BRAVE teenager Louise Fisher underwent major brain surgery as a last ditch attempt to help her achieve her modest dream of gaining more control of her body.
The 13-year-old, who suffers with athetoid cerebral palsy, is recovering in King’s College Hospital, London after undergoing Deep Brain Stimulation – a procedure normally used for Parkinson’s or Dystonia sufferers.
Athetoid cerebral palsy is a rare form of the condition, which affects the cerebellum or basal ganglia and may cause involuntary, purposeless movements, especially in the face, arms, and trunk.
Her parents Neil and Heather are hoping this latest treatment may finally give the teen, who studies at Commonweal School’s physically impaired unit, what she wants most as she currently has to operate a computer with her chin and goes either floppy or stiff in reaction to loud noises.

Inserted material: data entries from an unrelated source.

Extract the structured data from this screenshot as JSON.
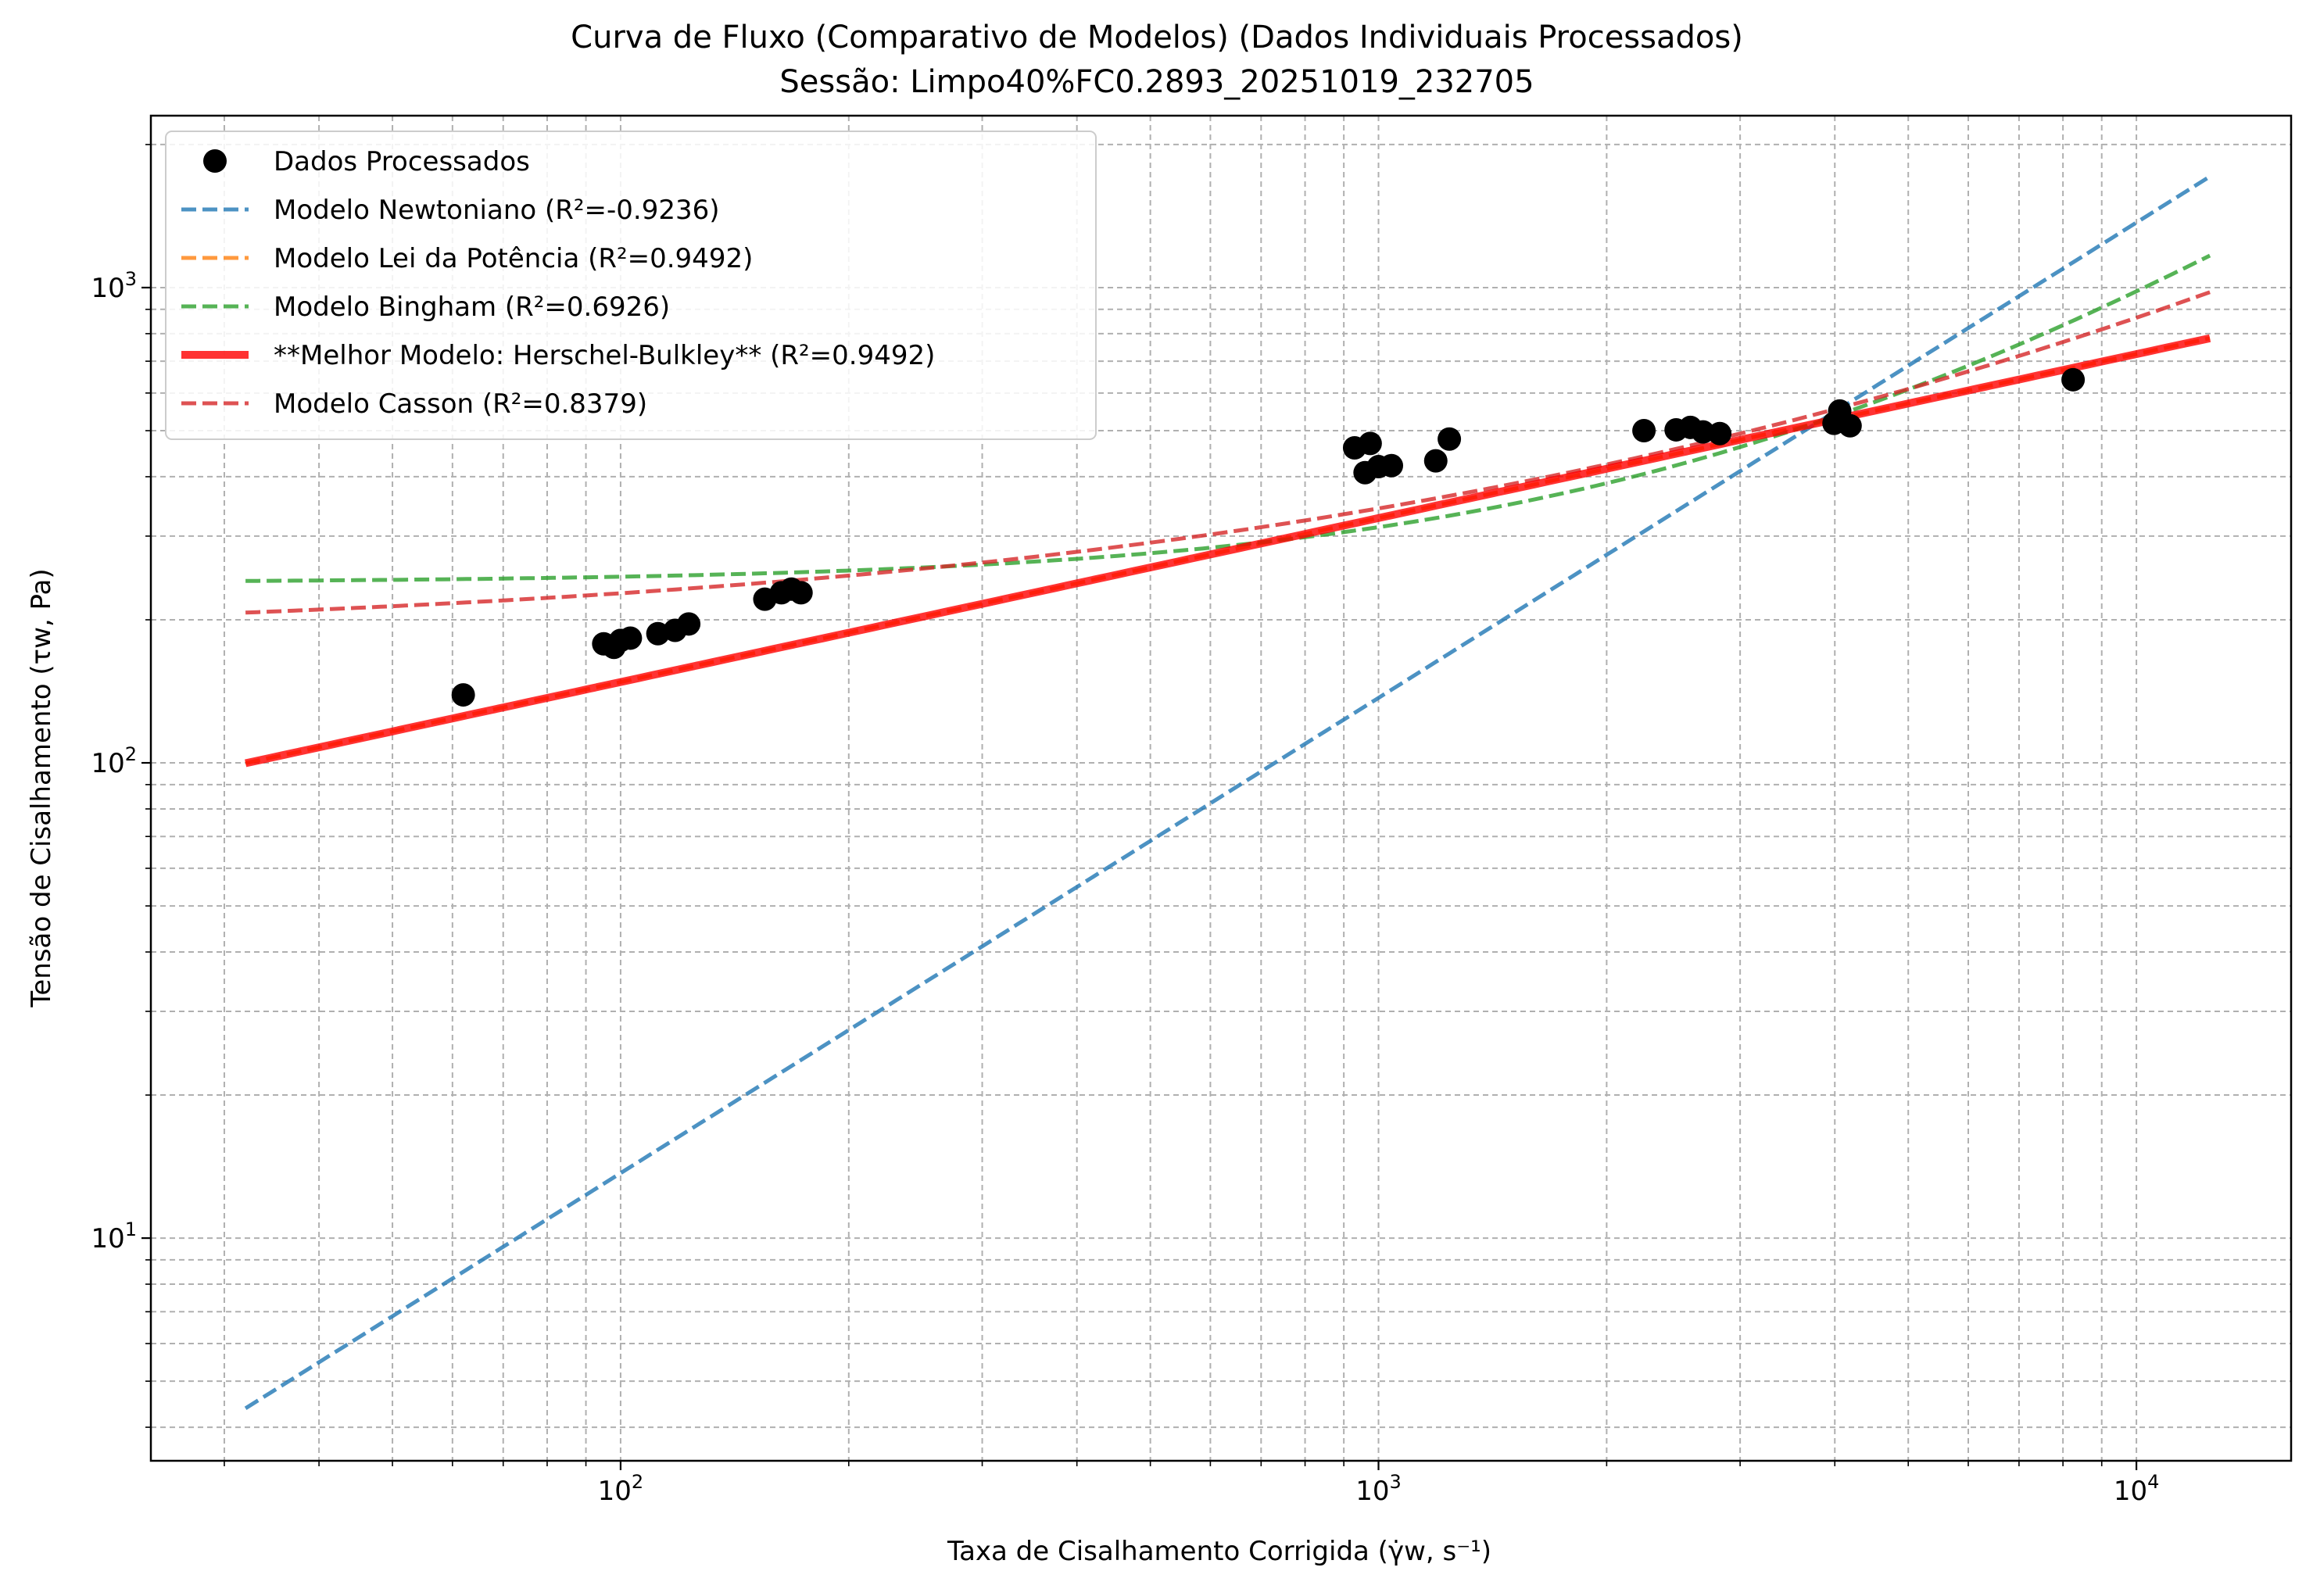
{
  "chart_data": {
    "type": "scatter",
    "title": "Curva de Fluxo (Comparativo de Modelos) (Dados Individuais Processados)",
    "subtitle": "Sessão: Limpo40%FC0.2893_20251019_232705",
    "xlabel": "Taxa de Cisalhamento Corrigida (γ̇w, s⁻¹)",
    "ylabel": "Tensão de Cisalhamento (τw, Pa)",
    "xscale": "log",
    "yscale": "log",
    "xlim": [
      24,
      16000
    ],
    "ylim": [
      3.4,
      2300
    ],
    "grid": true,
    "grid_which": "both",
    "legend_position": "top-left",
    "x_ticks": [
      {
        "value": 100,
        "base": "10",
        "exp": "2"
      },
      {
        "value": 1000,
        "base": "10",
        "exp": "3"
      },
      {
        "value": 10000,
        "base": "10",
        "exp": "4"
      }
    ],
    "y_ticks": [
      {
        "value": 10,
        "base": "10",
        "exp": "1"
      },
      {
        "value": 100,
        "base": "10",
        "exp": "2"
      },
      {
        "value": 1000,
        "base": "10",
        "exp": "3"
      }
    ],
    "scatter": {
      "name": "Dados Processados",
      "color": "#000000",
      "points": [
        [
          62,
          139
        ],
        [
          95,
          178
        ],
        [
          98,
          175
        ],
        [
          100,
          181
        ],
        [
          103,
          183
        ],
        [
          112,
          187
        ],
        [
          118,
          190
        ],
        [
          123,
          196
        ],
        [
          155,
          221
        ],
        [
          163,
          228
        ],
        [
          168,
          232
        ],
        [
          173,
          228
        ],
        [
          930,
          460
        ],
        [
          975,
          470
        ],
        [
          960,
          408
        ],
        [
          1000,
          420
        ],
        [
          1040,
          422
        ],
        [
          1190,
          432
        ],
        [
          1240,
          480
        ],
        [
          2240,
          500
        ],
        [
          2470,
          502
        ],
        [
          2580,
          508
        ],
        [
          2680,
          497
        ],
        [
          2820,
          493
        ],
        [
          3990,
          518
        ],
        [
          4060,
          550
        ],
        [
          4190,
          512
        ],
        [
          8250,
          640
        ]
      ]
    },
    "series": [
      {
        "name": "Modelo Newtoniano (R²=-0.9236)",
        "color": "#1f77b4",
        "style": "dashed",
        "model": "newtonian",
        "params": {
          "mu": 0.137
        }
      },
      {
        "name": "Modelo Lei da Potência (R²=0.9492)",
        "color": "#ff7f0e",
        "style": "dashed",
        "model": "power",
        "params": {
          "K": 30.2,
          "n": 0.345
        }
      },
      {
        "name": "Modelo Bingham (R²=0.6926)",
        "color": "#2ca02c",
        "style": "dashed",
        "model": "bingham",
        "params": {
          "tau0": 239,
          "mu": 0.0743
        }
      },
      {
        "name": "**Melhor Modelo: Herschel-Bulkley** (R²=0.9492)",
        "color": "#ff0000",
        "style": "solid",
        "model": "power",
        "params": {
          "K": 30.2,
          "n": 0.345
        }
      },
      {
        "name": "Modelo Casson (R²=0.8379)",
        "color": "#d62728",
        "style": "dashed",
        "model": "casson",
        "params": {
          "tau0": 182,
          "mu": 0.0253
        }
      }
    ],
    "model_x_range": [
      32,
      12500
    ]
  }
}
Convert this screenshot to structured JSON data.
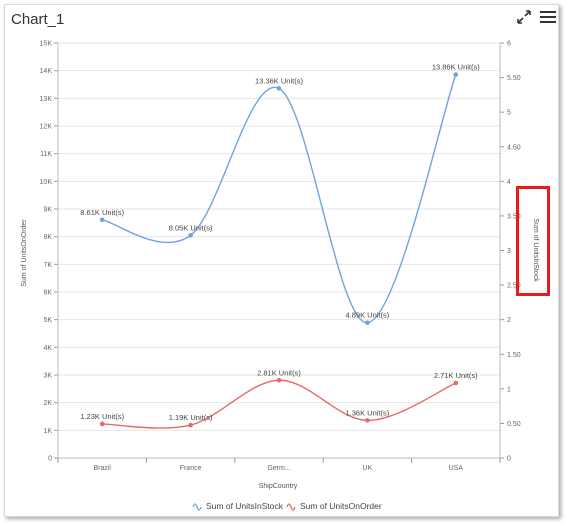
{
  "header": {
    "title": "Chart_1",
    "expand_icon": "expand-arrows-icon",
    "menu_icon": "hamburger-menu-icon"
  },
  "colors": {
    "units_in_stock": "#6fa3e0",
    "units_on_order": "#e46a65",
    "highlight": "#e81c1c"
  },
  "chart_data": {
    "type": "line",
    "interpolation": "spline",
    "categories": [
      "Brazil",
      "France",
      "Germ...",
      "UK",
      "USA"
    ],
    "xlabel": "ShipCountry",
    "ylabel": "Sum of UnitsOnOrder",
    "y2label": "Sum of UnitsInStock",
    "ylim": [
      0,
      15000
    ],
    "y2lim": [
      0,
      6
    ],
    "y_ticks": [
      "0",
      "1K",
      "2K",
      "3K",
      "4K",
      "5K",
      "6K",
      "7K",
      "8K",
      "9K",
      "10K",
      "11K",
      "12K",
      "13K",
      "14K",
      "15K"
    ],
    "y2_ticks": [
      "0",
      "0.50",
      "1",
      "1.50",
      "2",
      "2.50",
      "3",
      "3.50",
      "4",
      "4.50",
      "5",
      "5.50",
      "6"
    ],
    "grid": true,
    "legend_position": "bottom",
    "series": [
      {
        "name": "Sum of UnitsInStock",
        "color": "#6fa3e0",
        "values": [
          8610,
          8050,
          13360,
          4890,
          13860
        ],
        "labels": [
          "8.61K Unit(s)",
          "8.05K Unit(s)",
          "13.36K Unit(s)",
          "4.89K Unit(s)",
          "13.86K Unit(s)"
        ]
      },
      {
        "name": "Sum of UnitsOnOrder",
        "color": "#e46a65",
        "values": [
          1230,
          1190,
          2810,
          1360,
          2710
        ],
        "labels": [
          "1.23K Unit(s)",
          "1.19K Unit(s)",
          "2.81K Unit(s)",
          "1.36K Unit(s)",
          "2.71K Unit(s)"
        ]
      }
    ]
  }
}
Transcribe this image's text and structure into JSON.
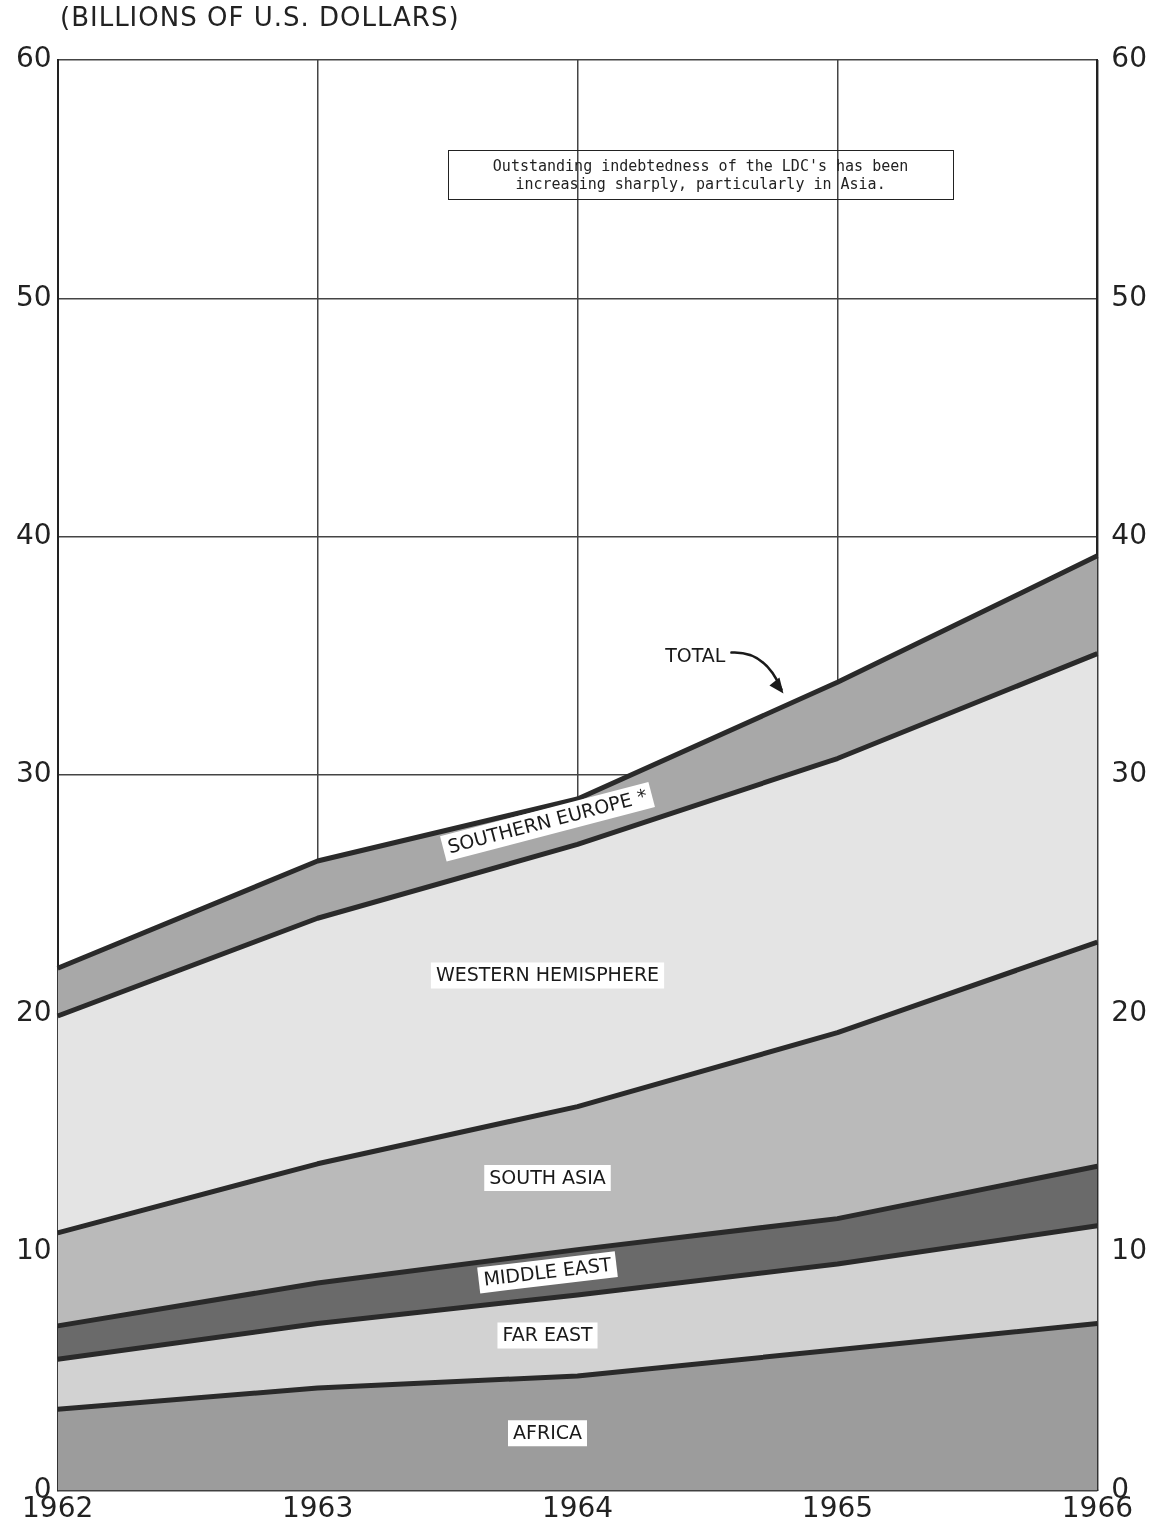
{
  "chart_data": {
    "type": "area",
    "stacked": true,
    "ylabel": "(BILLIONS OF U.S. DOLLARS)",
    "categories": [
      "1962",
      "1963",
      "1964",
      "1965",
      "1966"
    ],
    "series": [
      {
        "name": "AFRICA",
        "color": "#9c9c9c",
        "values": [
          3.4,
          4.3,
          4.8,
          5.9,
          7.0
        ]
      },
      {
        "name": "FAR EAST",
        "color": "#d2d2d2",
        "values": [
          2.1,
          2.7,
          3.4,
          3.6,
          4.1
        ]
      },
      {
        "name": "MIDDLE EAST",
        "color": "#6a6a6a",
        "values": [
          1.4,
          1.7,
          1.9,
          1.9,
          2.5
        ]
      },
      {
        "name": "SOUTH ASIA",
        "color": "#bababa",
        "values": [
          3.9,
          5.0,
          6.0,
          7.8,
          9.4
        ]
      },
      {
        "name": "WESTERN HEMISPHERE",
        "color": "#e4e4e4",
        "values": [
          9.1,
          10.3,
          11.0,
          11.5,
          12.1
        ]
      },
      {
        "name": "SOUTHERN EUROPE *",
        "color": "#a8a8a8",
        "values": [
          2.0,
          2.4,
          1.9,
          3.2,
          4.1
        ]
      }
    ],
    "ylim": [
      0,
      60
    ],
    "yticks": [
      0,
      10,
      20,
      30,
      40,
      50,
      60
    ],
    "y2lim": [
      0,
      60
    ],
    "y2ticks": [
      0,
      10,
      20,
      30,
      40,
      50,
      60
    ],
    "grid": true,
    "legend": false,
    "annotations": [
      "TOTAL",
      "Outstanding indebtedness of the LDC's has been increasing sharply, particularly in Asia."
    ]
  }
}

But dad Neil, 45, said it was only her determination to go under the knife that persuaded them to go ahead with the risky operation.
He said: “It was scary having to sign the form – it said things like there is a chance of a stroke, a chance of death. As a parent how do you sign that?
“But she wanted it done because she hopes it will give her a better lifestyle and help her in the future. It will hopefully give her better control of her movement.
“She was under anaesthetic for six hours and it was horrendous. But we’ve tried everything – you name it we have given it a go. We’ve been to Hungary for conductive education and Oxford and now London.”
Louise, who plays wheelchair football and is a keen computer user, said she was feeling good after the surgery and was looking forward to seeing her friends at Common-weal after the week-long stay in hospital.
Neil said: “She does not want much – she just wants it to help her and stop her jumping so much, so she can be more independent and her hand skills can improve.
“She chose to do it to boost her chance to things she was not doing before.”